Open abhidg opened this issue 3 years ago • 1 comments

Is your feature request related to a problem? Please describe. Much of the ingestion code that we currently have is repetitive, particularly around basic location handling, age parsing and date parsing. The ingestion framework that we have is also closely tied to the format the dataserver expects and there is code repetition across the parsers which parse the data from CSV or JSON into this common format.

In the interest of DRY we should move the common parsing code into its own code. While this is sufficient for DRY, this RFC is about going further and formalizing the operations and fields that are needed to do ingestion and specify that as configuration.

Describe the solution you'd like Other than some parser-specific location code, most of the parser code can be reformulated as configuration. This has the usual advantages and disadvantages of configuration files:

  • Advantages: The configuration file is constrained, and this gives us an easier way to ensure correctness of parsers, as well as make it easier to specify invalid field inputs that are consistent across parsers, such as age ranges. In addition the use of a configuration file, in contrast to a full-fledged DSL or Python gives other tools an easy way to query what fields are supported at the parsing level (just look at which configurations have an age key to find which parsers, and therefore, sources support that field).

    By removing much of the complexity of writing the parser, it is also easier to write new parsers (copy over a config file, change the field names). The dataserver specific bits can be abstracted away, which would make it easier to support both updated schemas on the backend, as well as alternative storage formats (the parsing library could directly write to CSV on S3, or just to a file, to aid local testing). Optionally, we can move some of the database fields used for ADI to the parser configuration itself, as well as using the configuration file declaratively to enable/disable parsers.
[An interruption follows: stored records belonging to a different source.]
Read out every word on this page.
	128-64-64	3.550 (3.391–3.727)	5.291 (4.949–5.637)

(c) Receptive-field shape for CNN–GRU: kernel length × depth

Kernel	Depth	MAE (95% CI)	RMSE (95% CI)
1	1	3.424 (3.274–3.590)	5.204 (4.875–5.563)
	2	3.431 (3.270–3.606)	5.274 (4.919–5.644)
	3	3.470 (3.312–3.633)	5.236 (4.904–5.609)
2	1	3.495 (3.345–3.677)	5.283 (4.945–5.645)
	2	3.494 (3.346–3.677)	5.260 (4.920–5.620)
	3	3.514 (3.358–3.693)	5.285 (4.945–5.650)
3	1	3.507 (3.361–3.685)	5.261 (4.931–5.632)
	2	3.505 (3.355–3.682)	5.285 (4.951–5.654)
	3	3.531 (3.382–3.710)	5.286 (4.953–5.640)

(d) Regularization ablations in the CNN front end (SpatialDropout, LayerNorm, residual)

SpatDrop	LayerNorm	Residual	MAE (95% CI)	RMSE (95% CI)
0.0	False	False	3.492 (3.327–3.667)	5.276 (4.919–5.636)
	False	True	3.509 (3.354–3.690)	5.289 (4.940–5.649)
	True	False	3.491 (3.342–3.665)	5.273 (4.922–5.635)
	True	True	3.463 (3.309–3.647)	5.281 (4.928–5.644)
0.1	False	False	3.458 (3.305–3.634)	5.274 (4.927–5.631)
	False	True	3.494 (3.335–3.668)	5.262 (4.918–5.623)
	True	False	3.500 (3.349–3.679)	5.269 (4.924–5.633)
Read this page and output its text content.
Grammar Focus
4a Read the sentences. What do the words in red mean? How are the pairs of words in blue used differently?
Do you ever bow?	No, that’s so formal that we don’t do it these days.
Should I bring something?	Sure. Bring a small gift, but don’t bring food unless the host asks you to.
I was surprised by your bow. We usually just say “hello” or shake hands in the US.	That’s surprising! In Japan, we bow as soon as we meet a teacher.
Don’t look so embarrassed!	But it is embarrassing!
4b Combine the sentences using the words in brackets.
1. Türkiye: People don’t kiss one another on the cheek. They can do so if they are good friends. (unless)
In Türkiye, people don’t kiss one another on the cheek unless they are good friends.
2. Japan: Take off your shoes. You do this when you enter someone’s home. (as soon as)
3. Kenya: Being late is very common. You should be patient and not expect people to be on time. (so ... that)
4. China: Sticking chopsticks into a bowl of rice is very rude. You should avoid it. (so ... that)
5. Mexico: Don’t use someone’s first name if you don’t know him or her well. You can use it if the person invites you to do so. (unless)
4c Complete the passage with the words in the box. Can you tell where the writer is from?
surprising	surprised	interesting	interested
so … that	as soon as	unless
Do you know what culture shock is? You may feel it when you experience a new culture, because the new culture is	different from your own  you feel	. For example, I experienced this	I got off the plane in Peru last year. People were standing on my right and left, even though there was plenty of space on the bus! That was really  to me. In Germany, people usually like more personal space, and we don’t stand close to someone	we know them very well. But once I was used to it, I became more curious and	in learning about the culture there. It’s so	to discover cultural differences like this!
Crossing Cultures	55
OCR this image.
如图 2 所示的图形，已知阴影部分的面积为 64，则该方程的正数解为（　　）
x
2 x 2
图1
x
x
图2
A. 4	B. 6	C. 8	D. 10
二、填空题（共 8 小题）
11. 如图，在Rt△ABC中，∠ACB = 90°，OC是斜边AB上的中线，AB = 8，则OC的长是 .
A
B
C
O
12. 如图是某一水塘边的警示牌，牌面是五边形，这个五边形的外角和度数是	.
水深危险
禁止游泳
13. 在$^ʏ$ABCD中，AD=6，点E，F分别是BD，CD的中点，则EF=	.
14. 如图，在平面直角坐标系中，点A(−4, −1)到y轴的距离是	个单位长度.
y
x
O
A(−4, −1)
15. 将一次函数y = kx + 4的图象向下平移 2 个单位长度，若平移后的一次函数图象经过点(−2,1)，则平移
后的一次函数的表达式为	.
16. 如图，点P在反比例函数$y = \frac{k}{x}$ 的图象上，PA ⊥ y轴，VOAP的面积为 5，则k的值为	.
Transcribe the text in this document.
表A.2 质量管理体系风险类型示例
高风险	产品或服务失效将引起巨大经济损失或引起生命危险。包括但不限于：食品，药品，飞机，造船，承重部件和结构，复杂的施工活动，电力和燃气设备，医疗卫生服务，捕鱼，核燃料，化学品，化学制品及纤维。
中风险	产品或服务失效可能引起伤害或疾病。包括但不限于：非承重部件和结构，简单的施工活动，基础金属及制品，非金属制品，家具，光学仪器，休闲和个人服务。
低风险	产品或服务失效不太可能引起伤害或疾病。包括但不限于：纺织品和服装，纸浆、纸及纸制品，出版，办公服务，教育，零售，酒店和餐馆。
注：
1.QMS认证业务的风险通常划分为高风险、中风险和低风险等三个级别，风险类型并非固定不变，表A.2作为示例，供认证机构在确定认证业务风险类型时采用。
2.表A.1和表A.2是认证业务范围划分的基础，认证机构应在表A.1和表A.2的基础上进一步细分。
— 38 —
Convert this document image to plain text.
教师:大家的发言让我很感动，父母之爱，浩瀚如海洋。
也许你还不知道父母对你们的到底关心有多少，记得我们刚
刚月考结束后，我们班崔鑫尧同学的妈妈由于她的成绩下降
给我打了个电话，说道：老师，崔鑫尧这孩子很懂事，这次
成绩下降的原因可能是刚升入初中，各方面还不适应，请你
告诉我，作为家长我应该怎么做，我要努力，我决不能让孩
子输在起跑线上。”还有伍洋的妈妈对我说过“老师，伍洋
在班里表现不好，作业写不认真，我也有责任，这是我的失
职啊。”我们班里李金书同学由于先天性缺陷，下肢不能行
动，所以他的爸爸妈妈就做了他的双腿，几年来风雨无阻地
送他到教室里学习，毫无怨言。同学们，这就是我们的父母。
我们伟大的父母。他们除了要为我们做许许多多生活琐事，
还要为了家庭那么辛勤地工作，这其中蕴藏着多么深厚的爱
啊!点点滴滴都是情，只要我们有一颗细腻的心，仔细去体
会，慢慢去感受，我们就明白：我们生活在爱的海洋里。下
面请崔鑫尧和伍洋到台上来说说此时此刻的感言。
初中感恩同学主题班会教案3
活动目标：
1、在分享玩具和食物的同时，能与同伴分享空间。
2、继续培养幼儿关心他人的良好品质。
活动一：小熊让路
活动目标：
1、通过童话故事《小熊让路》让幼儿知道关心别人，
  • Disadvantages: The usual disadvantages of configuration files is that they are not expressive enough. To mitigate this, we can support loading python code from submodules for certain fields, particularly location.

Describe alternatives you've considered Use a DSL in Python, similar to Spack syntax, which gives some of the benefits of the above solution, but with the disadvantage that tools other than Python would find it non-trivial to parse.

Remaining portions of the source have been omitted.